Time to be Jewish

Rabbi Elizabeth Hersh received a B.A. from Skidmore College and was ordained as a Rabbi from Hebrew Union College-Jewish Institute of Religion. She is fortunate to be involved in so many facets of the community including serving as the chaplain for JF&CS and an instructor for CAJE. This will be her fifth year serving as the visiting Rabbi in Decatur, Ill. She has also served congregations in both Sydney and Perth, Australia. When not writing her weekly BLOGS, she can be found running marathons.

By Rabbi Elizabeth Hersh

Sometimes my daily rounds in skilled and assisted facilities can be a little discouraging but not for the reason you might think. I see some amazing individuals who make the most of their time and years. They read, play cards and visit with others. They know they are there to live their final years or days and accept that with tremendous grace and dignity.

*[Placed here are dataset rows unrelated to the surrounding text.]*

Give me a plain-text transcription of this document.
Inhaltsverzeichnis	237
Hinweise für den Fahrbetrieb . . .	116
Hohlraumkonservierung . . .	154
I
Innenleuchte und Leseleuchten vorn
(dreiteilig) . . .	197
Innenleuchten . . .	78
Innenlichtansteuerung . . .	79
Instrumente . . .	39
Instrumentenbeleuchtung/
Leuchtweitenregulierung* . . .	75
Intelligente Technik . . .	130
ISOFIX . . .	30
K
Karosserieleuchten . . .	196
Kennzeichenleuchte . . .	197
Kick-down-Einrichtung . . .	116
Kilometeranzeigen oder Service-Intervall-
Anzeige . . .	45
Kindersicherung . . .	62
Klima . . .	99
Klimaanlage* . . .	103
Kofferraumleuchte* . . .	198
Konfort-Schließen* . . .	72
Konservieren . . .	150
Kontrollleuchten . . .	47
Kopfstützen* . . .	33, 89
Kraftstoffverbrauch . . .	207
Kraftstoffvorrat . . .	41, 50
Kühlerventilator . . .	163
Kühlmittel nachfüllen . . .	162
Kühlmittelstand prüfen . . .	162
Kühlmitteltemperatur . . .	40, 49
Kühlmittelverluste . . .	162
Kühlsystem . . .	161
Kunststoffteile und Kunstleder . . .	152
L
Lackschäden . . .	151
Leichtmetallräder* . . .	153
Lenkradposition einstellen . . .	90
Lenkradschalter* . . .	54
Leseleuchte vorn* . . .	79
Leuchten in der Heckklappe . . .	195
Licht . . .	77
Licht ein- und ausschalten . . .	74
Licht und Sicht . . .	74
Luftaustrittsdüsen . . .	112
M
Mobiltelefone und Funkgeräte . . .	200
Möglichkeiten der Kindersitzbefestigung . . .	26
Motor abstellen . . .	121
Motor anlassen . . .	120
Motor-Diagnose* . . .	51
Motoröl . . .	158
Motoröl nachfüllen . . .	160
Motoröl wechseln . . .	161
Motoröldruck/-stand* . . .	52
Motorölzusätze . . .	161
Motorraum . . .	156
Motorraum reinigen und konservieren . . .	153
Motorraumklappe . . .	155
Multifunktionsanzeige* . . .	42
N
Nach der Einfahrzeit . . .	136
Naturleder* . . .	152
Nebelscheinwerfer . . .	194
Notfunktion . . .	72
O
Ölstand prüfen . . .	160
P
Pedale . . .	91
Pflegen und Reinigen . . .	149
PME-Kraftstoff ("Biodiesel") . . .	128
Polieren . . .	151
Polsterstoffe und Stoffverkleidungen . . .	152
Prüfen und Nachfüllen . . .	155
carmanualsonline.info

No, what has been disturbing me more and more is the next generations. All too often people share with me that their grandchildren know they are Jewish but do not celebrate or live a Jewish life. Residents instill in their families to be proud of their Judaism and never to deny it. However, how can we learn to engage the next generations in the love of our traditions and rituals?

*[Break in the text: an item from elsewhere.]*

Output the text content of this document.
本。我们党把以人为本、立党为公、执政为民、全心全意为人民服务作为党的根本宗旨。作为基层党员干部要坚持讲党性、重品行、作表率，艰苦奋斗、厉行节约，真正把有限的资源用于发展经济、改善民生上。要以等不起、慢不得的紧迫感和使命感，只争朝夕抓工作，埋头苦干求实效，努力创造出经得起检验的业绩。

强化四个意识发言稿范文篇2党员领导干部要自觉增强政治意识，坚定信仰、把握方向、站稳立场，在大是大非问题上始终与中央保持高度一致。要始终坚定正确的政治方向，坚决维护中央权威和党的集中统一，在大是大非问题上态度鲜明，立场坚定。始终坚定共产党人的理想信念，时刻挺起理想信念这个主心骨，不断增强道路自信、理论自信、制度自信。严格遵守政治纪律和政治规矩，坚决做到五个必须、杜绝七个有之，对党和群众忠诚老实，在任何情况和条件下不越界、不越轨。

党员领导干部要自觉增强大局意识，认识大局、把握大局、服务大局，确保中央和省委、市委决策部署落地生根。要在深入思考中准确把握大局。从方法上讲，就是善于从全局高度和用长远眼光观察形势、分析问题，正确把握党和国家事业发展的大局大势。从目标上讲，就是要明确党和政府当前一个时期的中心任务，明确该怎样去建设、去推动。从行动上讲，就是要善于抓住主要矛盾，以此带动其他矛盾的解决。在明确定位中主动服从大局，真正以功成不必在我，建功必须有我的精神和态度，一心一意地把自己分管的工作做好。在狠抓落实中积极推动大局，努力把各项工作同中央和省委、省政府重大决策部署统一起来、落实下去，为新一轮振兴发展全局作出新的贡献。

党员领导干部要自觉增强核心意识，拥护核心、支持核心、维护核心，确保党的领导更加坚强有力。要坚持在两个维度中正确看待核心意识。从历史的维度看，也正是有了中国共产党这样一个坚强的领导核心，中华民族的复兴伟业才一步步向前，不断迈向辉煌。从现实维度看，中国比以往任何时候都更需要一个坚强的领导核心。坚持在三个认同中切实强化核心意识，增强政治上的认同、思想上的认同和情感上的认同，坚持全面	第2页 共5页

It is becoming too easy to disengage and to remove oneself from the community. It is not enough to say, “I am a good person” so why do I need to actively participate in Jewish life?

Judaism is so much more than blessings and holidays. It is a way of conducting one’s life. It IS a sense of community, of belonging and understanding. I see too many individuals who while never denying their Judaism, have strayed from its course. Now as they reach their final stretch along life’s pathway, they want a rabbi to visit and help them during this time.

I see Christian residents who take delight in reading or being read to from the Bible. Shouldn’t we take the time to read the weekly Torah portion or to receive comfort from the Psalms? It is time to put our collective arms around the beauty of our faith and rituals and beliefs. It is time to educate or reeducate ourselves in the history and mitzvot of Judaism. It is time to be Jewish.